How hawkish is the Fed relative to the market? In most of the decade-long existence of the Fed’s Dots (where FOMC members and Fed presidents project where the Fed rate will be), the market has persistently undershot where it thinks the target rate will be versus the Fed. But in recent months, the market’s expected peak rate is often ahead of the peak Dots rate, and is as high as it has yet been, apart from two brief periods in early 2022.
The market is now doing the Fed’s work. This paradoxically will eventually curtail the central bank’s hawkishness as the market is now transmitting and intensifying Fed policy, rather than inhibiting it.
An alternative way of looking at Fed hawkishness tries to incorporate “higher for longer” (H4L). The Fed has repeatedly stated it would like to raise rates to their peak, and keep them there for an “extended” period. The market has generally disagreed, with a consistent “Fed pivot” of rate cuts priced in soon after the peak is reached.

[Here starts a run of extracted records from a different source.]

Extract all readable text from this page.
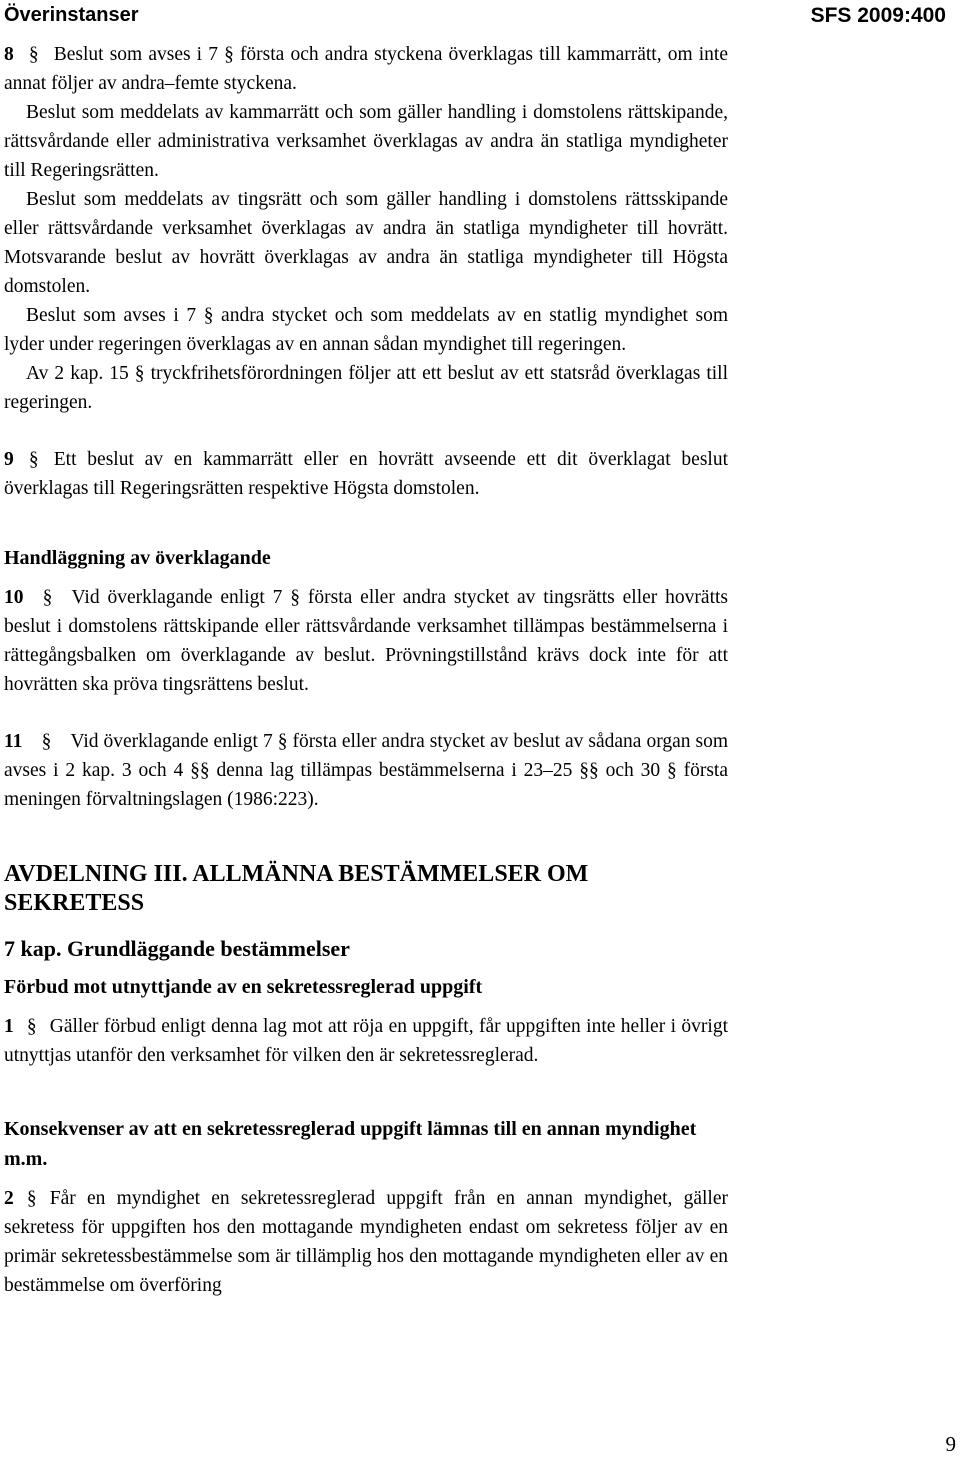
Överinstanser	SFS 2009:400

8 § Beslut som avses i 7 § första och andra styckena överklagas till kammarrätt, om inte annat följer av andra–femte styckena.

Beslut som meddelats av kammarrätt och som gäller handling i domstolens rättskipande, rättsvårdande eller administrativa verksamhet överklagas av andra än statliga myndigheter till Regeringsrätten.

Beslut som meddelats av tingsrätt och som gäller handling i domstolens rättsskipande eller rättsvårdande verksamhet överklagas av andra än statliga myndigheter till hovrätt. Motsvarande beslut av hovrätt överklagas av andra än statliga myndigheter till Högsta domstolen.

Beslut som avses i 7 § andra stycket och som meddelats av en statlig myndighet som lyder under regeringen överklagas av en annan sådan myndighet till regeringen.

Av 2 kap. 15 § tryckfrihetsförordningen följer att ett beslut av ett statsråd överklagas till regeringen.

9 § Ett beslut av en kammarrätt eller en hovrätt avseende ett dit överklagat beslut överklagas till Regeringsrätten respektive Högsta domstolen.

Handläggning av överklagande

10 § Vid överklagande enligt 7 § första eller andra stycket av tingsrätts eller hovrätts beslut i domstolens rättskipande eller rättsvårdande verksamhet tillämpas bestämmelserna i rättegångsbalken om överklagande av beslut. Prövningstillstånd krävs dock inte för att hovrätten ska pröva tingsrättens beslut.

11 § Vid överklagande enligt 7 § första eller andra stycket av beslut av sådana organ som avses i 2 kap. 3 och 4 §§ denna lag tillämpas bestämmelserna i 23–25 §§ och 30 § första meningen förvaltningslagen (1986:223).

AVDELNING III. ALLMÄNNA BESTÄMMELSER OM SEKRETESS
7 kap. Grundläggande bestämmelser
Förbud mot utnyttjande av en sekretessreglerad uppgift

1 § Gäller förbud enligt denna lag mot att röja en uppgift, får uppgiften inte heller i övrigt utnyttjas utanför den verksamhet för vilken den är sekretessreglerad.

Konsekvenser av att en sekretessreglerad uppgift lämnas till en annan myndighet m.m.

2 § Får en myndighet en sekretessreglerad uppgift från en annan myndighet, gäller sekretess för uppgiften hos den mottagande myndigheten endast om sekretess följer av en primär sekretessbestämmelse som är tillämplig hos den mottagande myndigheten eller av en bestämmelse om överföring

9
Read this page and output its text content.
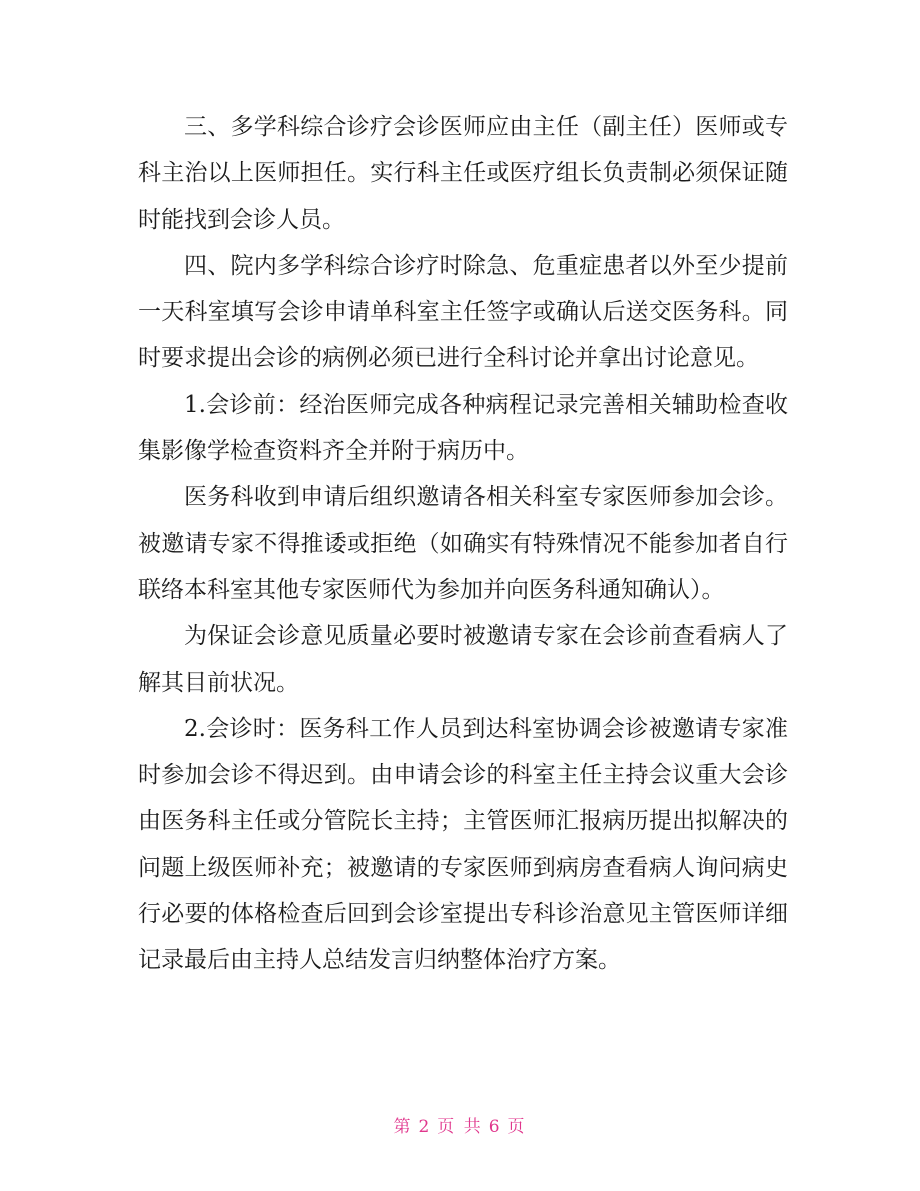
三、多学科综合诊疗会诊医师应由主任（副主任）医师或专科主治以上医师担任。实行科主任或医疗组长负责制必须保证随时能找到会诊人员。

四、院内多学科综合诊疗时除急、危重症患者以外至少提前一天科室填写会诊申请单科室主任签字或确认后送交医务科。同时要求提出会诊的病例必须已进行全科讨论并拿出讨论意见。

1.会诊前：经治医师完成各种病程记录完善相关辅助检查收集影像学检查资料齐全并附于病历中。

医务科收到申请后组织邀请各相关科室专家医师参加会诊。被邀请专家不得推诿或拒绝（如确实有特殊情况不能参加者自行联络本科室其他专家医师代为参加并向医务科通知确认）。

为保证会诊意见质量必要时被邀请专家在会诊前查看病人了解其目前状况。

2.会诊时：医务科工作人员到达科室协调会诊被邀请专家准时参加会诊不得迟到。由申请会诊的科室主任主持会议重大会诊由医务科主任或分管院长主持；主管医师汇报病历提出拟解决的问题上级医师补充；被邀请的专家医师到病房查看病人询问病史行必要的体格检查后回到会诊室提出专科诊治意见主管医师详细记录最后由主持人总结发言归纳整体治疗方案。

第 2 页 共 6 页
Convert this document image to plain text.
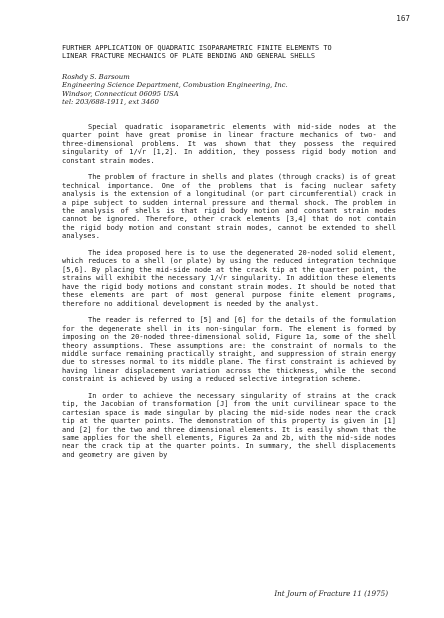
167
FURTHER APPLICATION OF QUADRATIC ISOPARAMETRIC FINITE ELEMENTS TO
LINEAR FRACTURE MECHANICS OF PLATE BENDING AND GENERAL SHELLS
Roshdy S. Barsoum
Engineering Science Department, Combustion Engineering, Inc.
Windsor, Connecticut 06095 USA
tel: 203/688-1911, ext 3460

Special quadratic isoparametric elements with mid-side nodes at the quarter point have great promise in linear fracture mechanics of two- and three-dimensional problems. It was shown that they possess the required singularity of 1/√r [1,2]. In addition, they possess rigid body motion and constant strain modes.

The problem of fracture in shells and plates (through cracks) is of great technical importance. One of the problems that is facing nuclear safety analysis is the extension of a longitudinal (or part circumferential) crack in a pipe subject to sudden internal pressure and thermal shock. The problem in the analysis of shells is that rigid body motion and constant strain modes cannot be ignored. Therefore, other crack elements [3,4] that do not contain the rigid body motion and constant strain modes, cannot be extended to shell analyses.

The idea proposed here is to use the degenerated 20-noded solid element, which reduces to a shell (or plate) by using the reduced integration technique [5,6]. By placing the mid-side node at the crack tip at the quarter point, the strains will exhibit the necessary 1/√r singularity. In addition these elements have the rigid body motions and constant strain modes. It should be noted that these elements are part of most general purpose finite element programs, therefore no additional development is needed by the analyst.

The reader is referred to [5] and [6] for the details of the formulation for the degenerate shell in its non-singular form. The element is formed by imposing on the 20-noded three-dimensional solid, Figure 1a, some of the shell theory assumptions. These assumptions are: the constraint of normals to the middle surface remaining practically straight, and suppression of strain energy due to stresses normal to its middle plane. The first constraint is achieved by having linear displacement variation across the thickness, while the second constraint is achieved by using a reduced selective integration scheme.

In order to achieve the necessary singularity of strains at the crack tip, the Jacobian of transformation [J] from the unit curvilinear space to the cartesian space is made singular by placing the mid-side nodes near the crack tip at the quarter points. The demonstration of this property is given in [1] and [2] for the two and three dimensional elements. It is easily shown that the same applies for the shell elements, Figures 2a and 2b, with the mid-side nodes near the crack tip at the quarter points. In summary, the shell displacements and geometry are given by

Int Journ of Fracture 11 (1975)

As the peak expected rate has risen, the pace of cuts has not significantly fallen, so the market continues to push back on H4L.
The chart below captures this by looking at how many months it would take to bring the expected peak rate down to zero, if it fell at the monthly pace implied by the cuts priced in after when the rate peaks. On this measure, the Fed was closer to H4L through most of last year than it is now.
The cuts priced in over 2024 and 2025 are currently keeping monetary conditions looser than they would be if the Fed was truly able get the market to believe in H4L. Forward guidance that’s not at the zero-bound doesn’t seem to work as well.
With liquidity conditions already very tight, the Fed pushing the market into fully pricing H4L may cause more problems than it solves.